On 16 May 2016, a young novice monk was admitted to the general hospital at Matara. The doctors at the outpatient unit concluded that the young monk had been sexually assaulted. Only the weekly Sinhala Broadsheet Ravaya reported it. To the editors of Sinhala national newspapers, it was not news. Perhaps rightly so. 

The rampancy of homosexual abuse of the young in our Buddhist monasteries is not as important as the constitutional recognition of the primacy of Buddhism. You may ask why. The answer is clear. We do not practice what the Buddha taught. We are guided by what the ‘Sangha’ preach. At least so it seems.

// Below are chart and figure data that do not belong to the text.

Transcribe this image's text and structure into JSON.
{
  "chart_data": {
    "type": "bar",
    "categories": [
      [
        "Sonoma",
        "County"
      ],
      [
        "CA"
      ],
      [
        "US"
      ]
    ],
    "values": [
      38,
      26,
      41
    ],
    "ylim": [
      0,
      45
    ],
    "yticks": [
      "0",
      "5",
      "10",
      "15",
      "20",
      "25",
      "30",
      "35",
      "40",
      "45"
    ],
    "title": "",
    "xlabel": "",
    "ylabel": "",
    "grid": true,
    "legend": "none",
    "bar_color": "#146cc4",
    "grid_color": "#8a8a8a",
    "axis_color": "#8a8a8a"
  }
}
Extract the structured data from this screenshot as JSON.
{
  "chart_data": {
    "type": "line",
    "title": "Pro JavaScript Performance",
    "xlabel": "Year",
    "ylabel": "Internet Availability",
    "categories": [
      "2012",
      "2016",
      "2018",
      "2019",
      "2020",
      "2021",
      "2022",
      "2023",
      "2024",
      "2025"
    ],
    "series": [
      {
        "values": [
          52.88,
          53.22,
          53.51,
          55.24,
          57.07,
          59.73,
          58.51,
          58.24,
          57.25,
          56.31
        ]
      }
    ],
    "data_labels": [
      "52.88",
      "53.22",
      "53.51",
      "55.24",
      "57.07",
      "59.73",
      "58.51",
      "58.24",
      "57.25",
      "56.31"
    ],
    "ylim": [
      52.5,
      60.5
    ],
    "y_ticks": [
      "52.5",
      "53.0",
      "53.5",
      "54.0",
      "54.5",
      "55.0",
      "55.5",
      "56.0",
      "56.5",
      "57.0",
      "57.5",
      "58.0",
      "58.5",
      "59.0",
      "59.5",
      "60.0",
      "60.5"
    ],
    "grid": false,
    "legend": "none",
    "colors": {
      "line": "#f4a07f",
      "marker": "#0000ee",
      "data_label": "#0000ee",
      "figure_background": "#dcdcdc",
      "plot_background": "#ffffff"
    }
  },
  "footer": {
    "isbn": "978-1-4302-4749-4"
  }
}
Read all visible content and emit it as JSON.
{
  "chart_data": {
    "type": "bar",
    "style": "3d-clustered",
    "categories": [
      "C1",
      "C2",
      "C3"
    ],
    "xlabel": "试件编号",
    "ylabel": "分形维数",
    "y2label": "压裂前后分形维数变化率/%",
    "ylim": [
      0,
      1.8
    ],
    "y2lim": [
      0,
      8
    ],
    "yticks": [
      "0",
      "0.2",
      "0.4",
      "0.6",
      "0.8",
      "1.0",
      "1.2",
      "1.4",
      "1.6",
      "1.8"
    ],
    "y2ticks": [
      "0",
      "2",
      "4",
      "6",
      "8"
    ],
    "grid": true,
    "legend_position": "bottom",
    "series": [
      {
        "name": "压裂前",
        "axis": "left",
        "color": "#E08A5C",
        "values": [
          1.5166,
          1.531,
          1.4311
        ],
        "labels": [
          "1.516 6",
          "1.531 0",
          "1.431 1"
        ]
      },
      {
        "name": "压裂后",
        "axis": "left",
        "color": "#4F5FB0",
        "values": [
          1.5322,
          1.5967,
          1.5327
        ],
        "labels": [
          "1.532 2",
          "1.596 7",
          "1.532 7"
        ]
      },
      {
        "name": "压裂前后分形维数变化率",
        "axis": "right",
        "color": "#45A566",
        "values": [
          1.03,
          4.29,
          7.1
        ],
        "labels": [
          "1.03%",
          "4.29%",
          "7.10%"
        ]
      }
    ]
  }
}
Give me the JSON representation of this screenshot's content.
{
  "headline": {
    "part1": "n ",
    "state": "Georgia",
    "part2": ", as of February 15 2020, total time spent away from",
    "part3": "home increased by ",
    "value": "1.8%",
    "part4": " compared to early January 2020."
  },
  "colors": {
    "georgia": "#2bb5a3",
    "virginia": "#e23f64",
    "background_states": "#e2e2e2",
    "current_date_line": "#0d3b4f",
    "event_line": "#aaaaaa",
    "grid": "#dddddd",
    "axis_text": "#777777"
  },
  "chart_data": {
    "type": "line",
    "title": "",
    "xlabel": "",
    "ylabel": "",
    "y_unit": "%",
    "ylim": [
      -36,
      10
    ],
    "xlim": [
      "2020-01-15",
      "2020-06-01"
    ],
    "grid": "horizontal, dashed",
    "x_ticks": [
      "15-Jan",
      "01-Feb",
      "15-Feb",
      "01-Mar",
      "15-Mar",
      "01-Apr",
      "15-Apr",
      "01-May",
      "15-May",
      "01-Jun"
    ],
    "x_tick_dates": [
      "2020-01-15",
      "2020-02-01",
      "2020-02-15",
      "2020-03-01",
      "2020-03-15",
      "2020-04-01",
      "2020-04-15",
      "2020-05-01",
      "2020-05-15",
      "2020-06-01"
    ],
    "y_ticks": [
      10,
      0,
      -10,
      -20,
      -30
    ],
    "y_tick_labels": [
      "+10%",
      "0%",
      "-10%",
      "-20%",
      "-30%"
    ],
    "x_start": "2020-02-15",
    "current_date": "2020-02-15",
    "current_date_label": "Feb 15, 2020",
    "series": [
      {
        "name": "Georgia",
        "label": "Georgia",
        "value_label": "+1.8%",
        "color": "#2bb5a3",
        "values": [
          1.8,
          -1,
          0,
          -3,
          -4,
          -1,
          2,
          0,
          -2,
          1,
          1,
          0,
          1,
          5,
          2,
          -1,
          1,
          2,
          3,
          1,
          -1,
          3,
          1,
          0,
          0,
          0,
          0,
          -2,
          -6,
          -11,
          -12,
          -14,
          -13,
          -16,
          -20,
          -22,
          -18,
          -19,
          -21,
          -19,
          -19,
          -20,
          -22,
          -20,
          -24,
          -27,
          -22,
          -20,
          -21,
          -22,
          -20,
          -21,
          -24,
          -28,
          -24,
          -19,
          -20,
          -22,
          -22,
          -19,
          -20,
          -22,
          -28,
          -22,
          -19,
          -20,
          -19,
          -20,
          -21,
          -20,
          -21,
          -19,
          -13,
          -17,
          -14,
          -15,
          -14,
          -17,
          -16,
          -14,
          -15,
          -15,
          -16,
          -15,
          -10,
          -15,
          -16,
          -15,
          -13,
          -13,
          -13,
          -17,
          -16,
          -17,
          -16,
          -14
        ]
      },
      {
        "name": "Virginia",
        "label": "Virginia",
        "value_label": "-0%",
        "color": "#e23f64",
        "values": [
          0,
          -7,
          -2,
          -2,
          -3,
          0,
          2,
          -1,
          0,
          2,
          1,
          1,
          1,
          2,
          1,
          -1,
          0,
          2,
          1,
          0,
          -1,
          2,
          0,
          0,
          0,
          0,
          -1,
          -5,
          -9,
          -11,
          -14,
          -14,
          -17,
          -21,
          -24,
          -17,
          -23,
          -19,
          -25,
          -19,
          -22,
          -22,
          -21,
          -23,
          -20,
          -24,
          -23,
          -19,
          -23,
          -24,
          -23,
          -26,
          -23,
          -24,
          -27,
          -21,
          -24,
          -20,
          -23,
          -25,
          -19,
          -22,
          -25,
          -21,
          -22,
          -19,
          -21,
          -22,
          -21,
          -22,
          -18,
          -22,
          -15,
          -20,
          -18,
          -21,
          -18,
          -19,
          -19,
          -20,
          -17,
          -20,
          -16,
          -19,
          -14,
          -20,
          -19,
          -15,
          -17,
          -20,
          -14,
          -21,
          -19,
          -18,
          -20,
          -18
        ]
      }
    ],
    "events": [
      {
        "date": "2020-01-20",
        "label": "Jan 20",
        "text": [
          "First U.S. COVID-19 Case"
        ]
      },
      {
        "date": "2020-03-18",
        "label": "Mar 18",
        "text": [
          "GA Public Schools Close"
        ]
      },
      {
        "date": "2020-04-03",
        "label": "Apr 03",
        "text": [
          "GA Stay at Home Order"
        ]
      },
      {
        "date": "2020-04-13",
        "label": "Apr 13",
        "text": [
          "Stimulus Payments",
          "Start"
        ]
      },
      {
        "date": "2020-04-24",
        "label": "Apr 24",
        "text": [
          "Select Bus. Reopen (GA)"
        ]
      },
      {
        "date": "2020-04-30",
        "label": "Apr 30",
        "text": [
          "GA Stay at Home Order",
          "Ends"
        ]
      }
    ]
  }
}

This essay was not about the issue of bonds. It is also not about celibacy observed by Buddhist monks more in breach than in observance. This is about what prevents the policeman from knocking the shaven heads of saffron-clad mobs attempting to climb Police barricades. It is about patriotic monks listening to the National Anthem reposing on their seats especially covered with white cloth.

This essay is about emotions and history which determine our ability to reconcile and adopt to a new set of attitudes and values towards a sustainable settlement of a persistent conflict – a map for national reconciliation. This is about those who recite ‘faint Pali gathas to a fruitless moon’.